Tobias made a face. “I didn’t mean it like that. It’s just embarrassing.”

“So I can tell it?”

I felt unsettled by the strain between them, realizing they still had a way to go before they’d be comfortable with one another again.

“Let’s just eat and put on a movie or something.” Tobias shifted the conversation.

It did seem easier for them to have the buffer of having something to do rather than being faced with more real conversation but that seemed normal, I thought. Mending their relationship would take time.

The rest of the afternoon was good, and Lena seemed to warm to me. I still had my insecurities about her, but she relieved me of those when Tobias excused himself just as I was getting ready to leave.

“I like you with him,” Lena said as soon as he was out of earshot.

I blushed. “Thank you.”

Her gaze drifted over me but this time she smiled. “You’re not at all like the girl he used to date back home, but I can see that’s a good thing.
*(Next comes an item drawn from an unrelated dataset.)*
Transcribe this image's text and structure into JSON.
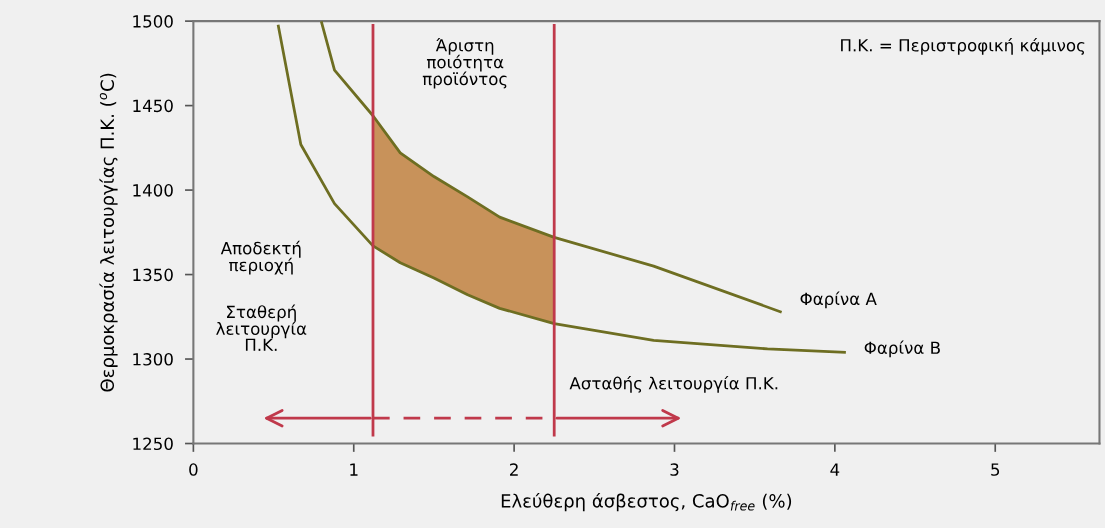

You surprised me at first. But the way he is with you...” Her gaze turned introspective. “I like what I see. And although I love Stevie and he’s family, he wasn’t a good influence. Since Tobias started dating you, he’s stopped hanging around with his cousin. He’s doing his homework again, bringing home good grades, playing a sport... He seems to be finding himself again and I just... I can tell you’ve had a part in influencing that. Thank you.”

Embarrassed by her praise but glad of it, I said, “Tobias would have found his way back to himself with or without me. I really believe that.”

“Yes, maybe. But you got him there faster. I’m glad he has you.”

I bit my lip to contain the massive grin that wanted to burst across my face. “Thanks. And thank you for a lovely day and dinner.”